Un Sénat pensé comme une « assemblée de sages »
Alors que certains observateurs redoutent de potentiels conflits d’attributions entre le Sénat, le gouvernement et le Parlement, le porte-parole s’est voulu rassurant. Loin d’être un facteur de blocage, le Sénat a été pensé comme une authentique « assemblée de sages ». Houngbédji a rappelé la composition hautement stratégique de cette institution, qui réunira :
· d’anciens présidents de la République, de l’Assemblée nationale ou de la Cour constitutionnelle,
· des personnalités reconnues pour leur expertise et leur parcours.
L’objectif ? Mettre cette immense expérience accumulée au service de l’État pour garantir de bons équilibres républicains.

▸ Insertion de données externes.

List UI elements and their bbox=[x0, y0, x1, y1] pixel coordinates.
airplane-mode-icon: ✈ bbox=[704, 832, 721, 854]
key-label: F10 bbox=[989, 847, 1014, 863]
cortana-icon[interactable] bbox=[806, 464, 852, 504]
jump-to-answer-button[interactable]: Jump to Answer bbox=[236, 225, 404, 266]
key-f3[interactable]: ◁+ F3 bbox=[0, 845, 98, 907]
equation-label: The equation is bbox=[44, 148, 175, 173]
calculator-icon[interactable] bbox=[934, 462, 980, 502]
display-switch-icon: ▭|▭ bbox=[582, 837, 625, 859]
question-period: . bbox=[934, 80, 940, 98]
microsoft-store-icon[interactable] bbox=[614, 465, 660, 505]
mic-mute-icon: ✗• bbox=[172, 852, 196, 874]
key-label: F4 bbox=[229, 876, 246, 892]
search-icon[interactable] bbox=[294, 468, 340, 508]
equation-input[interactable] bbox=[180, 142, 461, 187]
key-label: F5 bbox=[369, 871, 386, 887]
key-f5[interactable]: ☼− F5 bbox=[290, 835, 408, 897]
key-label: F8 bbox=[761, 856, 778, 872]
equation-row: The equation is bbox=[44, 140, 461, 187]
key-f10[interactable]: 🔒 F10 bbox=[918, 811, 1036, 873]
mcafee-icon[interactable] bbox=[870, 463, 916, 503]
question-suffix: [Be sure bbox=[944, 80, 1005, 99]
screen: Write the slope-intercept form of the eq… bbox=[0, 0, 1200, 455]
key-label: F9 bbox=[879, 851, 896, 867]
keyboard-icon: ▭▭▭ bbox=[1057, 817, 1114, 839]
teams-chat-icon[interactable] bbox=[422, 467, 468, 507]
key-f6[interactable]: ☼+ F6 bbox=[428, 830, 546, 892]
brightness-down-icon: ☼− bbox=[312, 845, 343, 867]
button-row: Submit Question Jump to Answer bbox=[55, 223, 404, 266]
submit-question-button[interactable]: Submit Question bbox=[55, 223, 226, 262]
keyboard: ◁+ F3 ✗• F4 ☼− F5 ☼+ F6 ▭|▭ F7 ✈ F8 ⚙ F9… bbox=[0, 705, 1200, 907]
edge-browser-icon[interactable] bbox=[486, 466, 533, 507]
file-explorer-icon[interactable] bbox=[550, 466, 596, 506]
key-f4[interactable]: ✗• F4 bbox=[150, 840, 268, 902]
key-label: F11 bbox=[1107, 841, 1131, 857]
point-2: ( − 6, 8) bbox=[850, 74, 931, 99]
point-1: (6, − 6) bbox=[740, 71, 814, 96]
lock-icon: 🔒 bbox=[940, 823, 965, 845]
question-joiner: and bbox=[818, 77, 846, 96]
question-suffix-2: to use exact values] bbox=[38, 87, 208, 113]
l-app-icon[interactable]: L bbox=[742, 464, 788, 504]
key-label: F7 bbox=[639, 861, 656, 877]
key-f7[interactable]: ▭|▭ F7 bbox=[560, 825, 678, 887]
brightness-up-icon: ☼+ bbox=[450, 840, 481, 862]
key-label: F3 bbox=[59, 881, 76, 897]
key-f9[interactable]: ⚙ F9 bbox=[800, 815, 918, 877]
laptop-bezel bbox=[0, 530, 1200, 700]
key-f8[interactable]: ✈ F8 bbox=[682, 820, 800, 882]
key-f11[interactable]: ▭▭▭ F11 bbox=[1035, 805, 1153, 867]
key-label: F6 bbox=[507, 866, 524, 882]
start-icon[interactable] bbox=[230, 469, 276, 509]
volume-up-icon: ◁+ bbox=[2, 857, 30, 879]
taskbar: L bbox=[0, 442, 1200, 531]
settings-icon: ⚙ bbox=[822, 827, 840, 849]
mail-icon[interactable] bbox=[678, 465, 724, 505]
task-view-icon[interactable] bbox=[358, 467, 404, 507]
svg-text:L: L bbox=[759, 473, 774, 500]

Surtout, le porte-parole a insisté sur un garde-fou majeur : ses membres auront l’interdiction formelle de pratiquer la « politique politicienne ». Cette disposition clé garantit une stricte neutralité, permettant au Sénat d’agir exclusivement dans l’intérêt supérieur de la nation.
Une démocratie ancrée dans les réalités béninoises
Revenant plus largement sur les réformes politiques majeures qui ont jalonné les dix dernières années, Wilfried Léandre Houngbédji a défendu une vision pragmatique et décomplexée de la démocratie. Réfutant catégoriquement l’idée selon laquelle le Bénin devrait « copier les pays occidentaux », il a martelé la nécessité d’enraciner les grands principes démocratiques dans les réalités locales. Pour le gouvernement, l’enjeu des réformes est d’adapter ces principes aux besoins réels et aux ambitions de développement du Bénin.